The newly-elected president of the National Association of Nigerian Students (NANS), Sunday Asefon, has stated his plans in the days ahead following his election last week.
He decried the incessant strike actions by lecturers, which have crippled academic activities in the country.
Asefon said it is unfortunate that many students end up spending up to seven years in the university for a course of four years.
According to him, the federal government and the striking lecturers need to come to a round table to find a lasting solution to the reoccurring impasse.
The student leader stated this when he paid a visit to Mr Daniel Onjeh, one of the Nigeria’s most respected student activists who led NANS 18 years ago.
The NANS President said he had come to seek for guidance and advice from Onjeh in recognition of his meritorious stewardship of the organization.
The university lecturers’ strike, he added, negatively impacted Nigerian students, educational and financially.
He noted that most of the students who paid for accommodation lost their money because of the strike and they have to pay rent afresh when the schools reopen as their landlords do not care about what caused them not to stay in their rented rooms.
According to him, “Ours, we have decided that we want to fight for the interest of the Nigerian students. The issue of ASUU strike, making our students to stay at home every time must come to an end.
“If there is an agreement between the federal government and ASUU, the FG should as a matter of urgency try to honour the agreement, and if there is none, they should come out to tell us because we cannot continue to allow our students to stay at home every year, it is not fair.
“It is sad that most of our students who are studying a five or four years course, end up spending up to seven years on campus due to this industrial action by lecturers, this is against the curriculum of the Nigerian student.
“During the course of my campaign, I visited most of the universities in the country and discovered that students in one of the schools are paying as high as N185,000 as acceptance fee. To us it is fraudulent, to us is a scam.
“These are things we are going to put an end to.
“Let it be on record that if by the end of this December, the federal government and ASUU failed to come to a conclusion and our students returned to class, we shall embark on a total shutdown,” he warned.
The new NANS President, however, said the claim that he is 48 years of age is laughable.
He pointed out that if he served under NANS Presidents who came after Onjeh, people who were far younger than Onjeh, how could he be older than Onjeh as media reports claim?
He said he expects his political adversaries, especially those who lost in the contest for the NAN Presidency and their backers, to sponsor these spurious reports to blackmail him.

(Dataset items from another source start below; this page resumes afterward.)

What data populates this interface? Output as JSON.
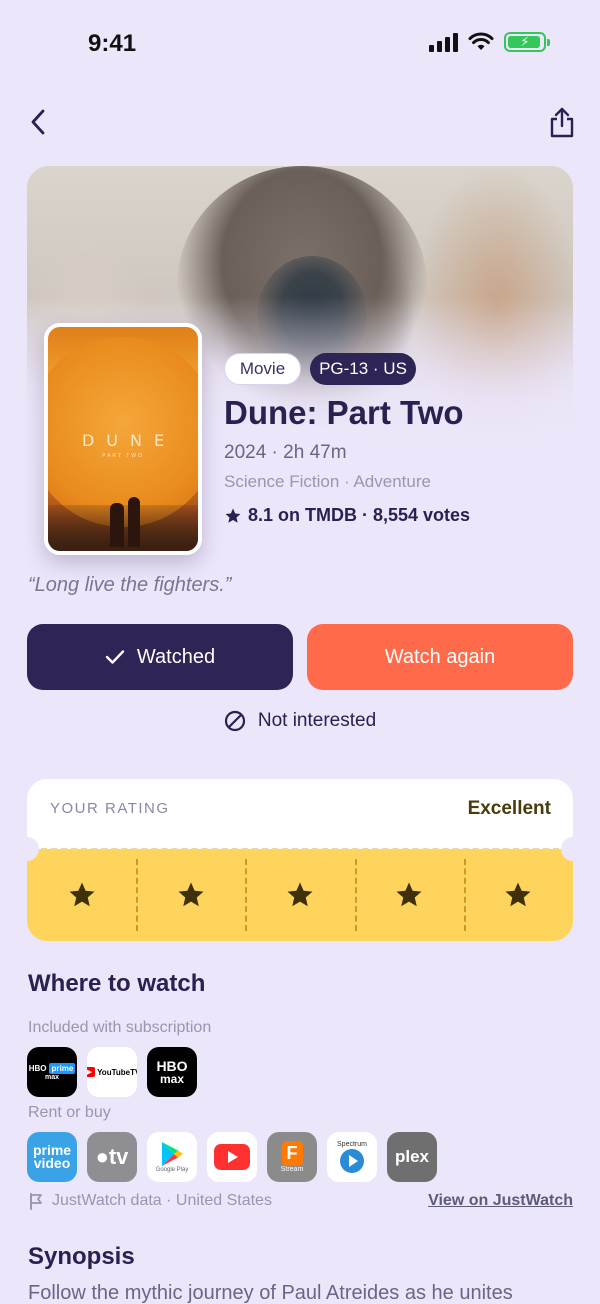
{
  "status_bar": {
    "time": "9:41"
  },
  "nav": {
    "back_icon": "chevron-left-icon",
    "share_icon": "share-icon"
  },
  "movie": {
    "type_chip": "Movie",
    "rating_chip": "PG-13 · US",
    "title": "Dune: Part Two",
    "meta": "2024 · 2h 47m",
    "genres": "Science Fiction · Adventure",
    "score": "8.1 on TMDB · 8,554 votes",
    "tagline": "“Long live the fighters.”",
    "poster_title": "DUNE",
    "poster_subtitle": "PART TWO"
  },
  "actions": {
    "watched_label": "Watched",
    "watch_again_label": "Watch again",
    "not_interested_label": "Not interested"
  },
  "rating": {
    "label": "YOUR RATING",
    "value_text": "Excellent",
    "stars": 5,
    "max": 5
  },
  "where_to_watch": {
    "title": "Where to watch",
    "subscription_label": "Included with subscription",
    "subscription": [
      "HBO Max + Amazon",
      "YouTube TV",
      "HBO Max"
    ],
    "rent_label": "Rent or buy",
    "rent": [
      "prime video",
      "Apple TV",
      "Google Play",
      "YouTube",
      "Fandango",
      "Spectrum",
      "plex"
    ],
    "source_text": "JustWatch data · United States",
    "link_text": "View on JustWatch"
  },
  "synopsis": {
    "title": "Synopsis",
    "text": "Follow the mythic journey of Paul Atreides as he unites"
  },
  "colors": {
    "background": "#ECE6FA",
    "primary": "#2E2456",
    "accent": "#FF6B4A",
    "rating_bg": "#FFD45C"
  }
}
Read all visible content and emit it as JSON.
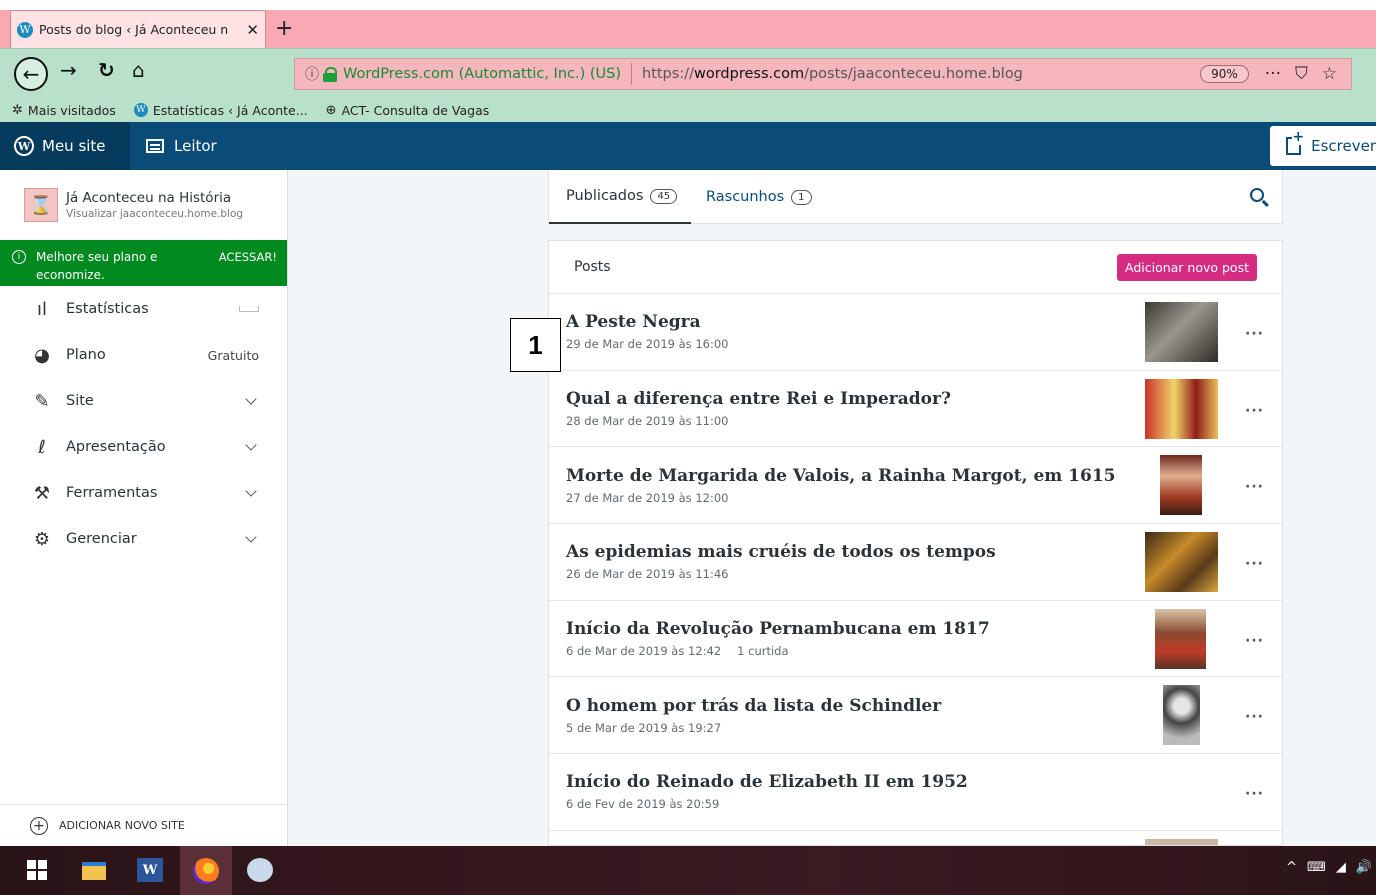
{
  "browser": {
    "tab_title": "Posts do blog ‹ Já Aconteceu n",
    "tab_close": "✕",
    "new_tab": "+",
    "identity": "WordPress.com (Automattic, Inc.) (US)",
    "url_prefix": "https://",
    "url_domain": "wordpress.com",
    "url_path": "/posts/jaaconteceu.home.blog",
    "zoom": "90%",
    "actions": [
      "···",
      "⛉",
      "☆"
    ],
    "bookmarks": [
      {
        "icon": "gear-icon",
        "label": "Mais visitados"
      },
      {
        "icon": "wordpress-icon",
        "label": "Estatísticas ‹ Já Aconte..."
      },
      {
        "icon": "globe-icon",
        "label": "ACT- Consulta de Vagas"
      }
    ]
  },
  "masterbar": {
    "my_site": "Meu site",
    "reader": "Leitor",
    "write": "Escrever"
  },
  "sidebar": {
    "site_name": "Já Aconteceu na História",
    "site_url": "Visualizar jaaconteceu.home.blog",
    "upgrade_text": "Melhore seu plano e economize.",
    "upgrade_cta": "ACESSAR!",
    "items": [
      {
        "label": "Estatísticas",
        "meta": "",
        "icon": "stats-icon"
      },
      {
        "label": "Plano",
        "meta": "Gratuito",
        "icon": "plan-icon"
      },
      {
        "label": "Site",
        "meta": "",
        "icon": "pencil-icon"
      },
      {
        "label": "Apresentação",
        "meta": "",
        "icon": "appearance-icon"
      },
      {
        "label": "Ferramentas",
        "meta": "",
        "icon": "tools-icon"
      },
      {
        "label": "Gerenciar",
        "meta": "",
        "icon": "gear-icon"
      }
    ],
    "add_site": "ADICIONAR NOVO SITE"
  },
  "posts": {
    "tab_published": "Publicados",
    "tab_published_count": "45",
    "tab_drafts": "Rascunhos",
    "tab_drafts_count": "1",
    "header": "Posts",
    "add_new": "Adicionar novo post",
    "more": "···",
    "items": [
      {
        "title": "A Peste Negra",
        "date": "29 de Mar de 2019 às 16:00",
        "likes": "",
        "thumb": "#6d6a63"
      },
      {
        "title": "Qual a diferença entre Rei e Imperador?",
        "date": "28 de Mar de 2019 às 11:00",
        "likes": "",
        "thumb": "#b43a22"
      },
      {
        "title": "Morte de Margarida de Valois, a Rainha Margot, em 1615",
        "date": "27 de Mar de 2019 às 12:00",
        "likes": "",
        "thumb": "#7a3a24"
      },
      {
        "title": "As epidemias mais cruéis de todos os tempos",
        "date": "26 de Mar de 2019 às 11:46",
        "likes": "",
        "thumb": "#8a5a22"
      },
      {
        "title": "Início da Revolução Pernambucana em 1817",
        "date": "6 de Mar de 2019 às 12:42",
        "likes": "1 curtida",
        "thumb": "#9a6a48"
      },
      {
        "title": "O homem por trás da lista de Schindler",
        "date": "5 de Mar de 2019 às 19:27",
        "likes": "",
        "thumb": "#8d8d8d"
      },
      {
        "title": "Início do Reinado de Elizabeth II em 1952",
        "date": "6 de Fev de 2019 às 20:59",
        "likes": "",
        "thumb": ""
      }
    ]
  },
  "marker": "1",
  "taskbar": {
    "tray": [
      "^",
      "⌨",
      "◢",
      "🔊"
    ]
  }
}
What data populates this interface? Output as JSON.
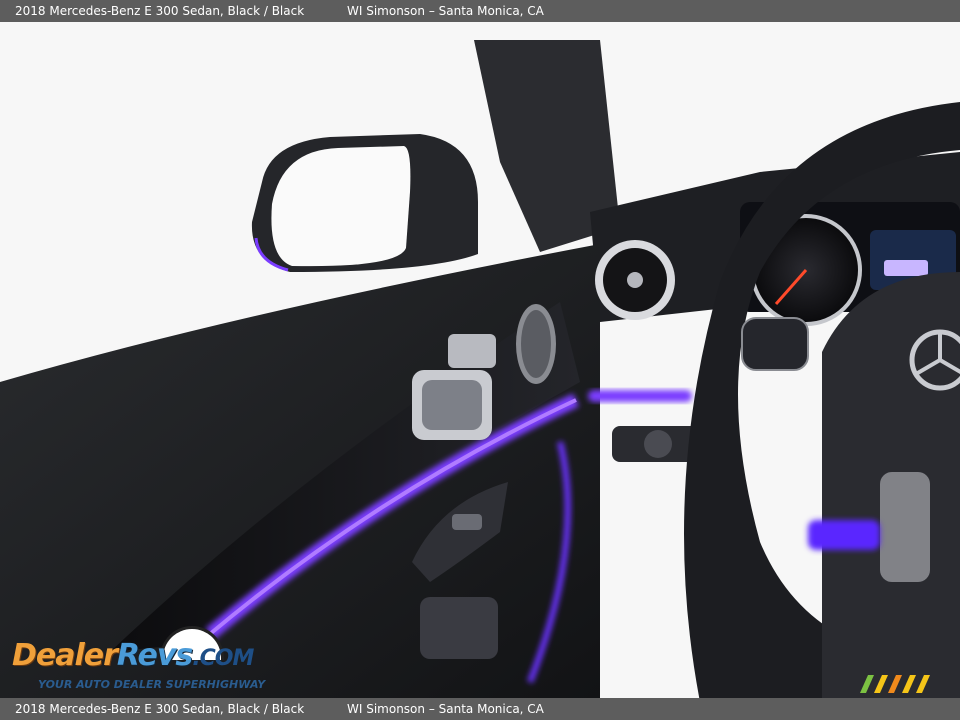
{
  "caption": {
    "car": "2018 Mercedes-Benz E 300 Sedan,  Black / Black",
    "dealer": "WI Simonson – Santa Monica, CA"
  },
  "photo": {
    "subject": "Driver door interior panel with purple ambient lighting, side mirror, air vent, steering wheel and instrument cluster",
    "ambient_light_color": "#7a3cff",
    "panel_color": "#1b1c1e"
  },
  "watermark": {
    "logo_dealer": "Dealer",
    "logo_revs": "Revs",
    "logo_com": ".COM",
    "tagline": "YOUR AUTO DEALER SUPERHIGHWAY"
  }
}
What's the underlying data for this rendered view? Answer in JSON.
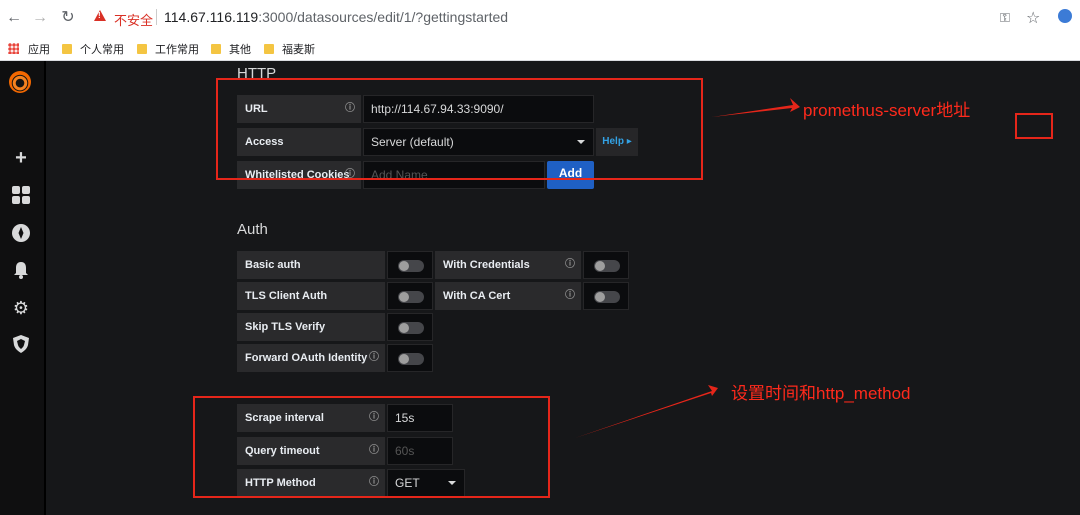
{
  "browser": {
    "security_label": "不安全",
    "url_host": "114.67.116.119",
    "url_rest": ":3000/datasources/edit/1/?gettingstarted",
    "bookmarks": [
      "应用",
      "个人常用",
      "工作常用",
      "其他",
      "福麦斯"
    ]
  },
  "sidemenu": {
    "icons": [
      "grafana-logo",
      "plus-icon",
      "dashboards-icon",
      "explore-icon",
      "alert-bell-icon",
      "gear-icon",
      "shield-icon"
    ]
  },
  "http": {
    "title": "HTTP",
    "url_label": "URL",
    "url_value": "http://114.67.94.33:9090/",
    "access_label": "Access",
    "access_value": "Server (default)",
    "help_label": "Help ▸",
    "cookies_label": "Whitelisted Cookies",
    "cookies_placeholder": "Add Name",
    "add_label": "Add"
  },
  "auth": {
    "title": "Auth",
    "basic_auth": "Basic auth",
    "with_credentials": "With Credentials",
    "tls_client_auth": "TLS Client Auth",
    "with_ca_cert": "With CA Cert",
    "skip_tls_verify": "Skip TLS Verify",
    "forward_oauth": "Forward OAuth Identity"
  },
  "prom": {
    "scrape_label": "Scrape interval",
    "scrape_value": "15s",
    "timeout_label": "Query timeout",
    "timeout_placeholder": "60s",
    "method_label": "HTTP Method",
    "method_value": "GET"
  },
  "annotations": {
    "server_note": "promethus-server地址",
    "method_note": "设置时间和http_method",
    "color": "#e5261a"
  }
}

“The allegation that I am a serving civil servant is baseless. If my accusers have proof, they should come forward with it, as he who asserts must prove. I promise to resign if anyone comes forward with proof that I am a civil servant.
“Those going about with the story are the people that their candidates lost during the election.
“For your information, I am a post graduate student of Ekiti State University, with matric number SU/PGD/MN36. Department of Institute of Peace and Security.
The new NANS President used the opportunity to sound a warning to lecturers in higher institutions of learning in Nigeria who demand sex for mark from female students. He promised to pursuit every legal means to pursue the matter and to ensure that these sexual predators are flushed out of our schools and prosecuted.
In response, Onjeh advised him to domesticate NANS activities by prioritizing the interests of Nigerian students, whom he swore to, defend and protect, in all ramifications.
He urged him to be true to the organization’s constitution and its Charter of Demand whose tenets are geared towards the enhancement of the educational system and the development of Nigeria.
Further to that, he urged him to provide exemplary leadership to the organization, and to strive to strengthen and make NANS independent.
This, he said, can be achieved through constructive engagement with the constituted authorities and a return to the collection of capitation fees from its members. If students across the nation contribute to the NANS purse, the organization would not be vulnerable to the whims and caprices of politicians and other state actors. The organization can, through the fees students pay, be able to sustain its programmes.
Drawing from his experience as a former NANS President and a civil society actor, Onjeh told the incoming NANS President that the best way to attain his objectives is by organizing programmes that will uplift the Nigerian student.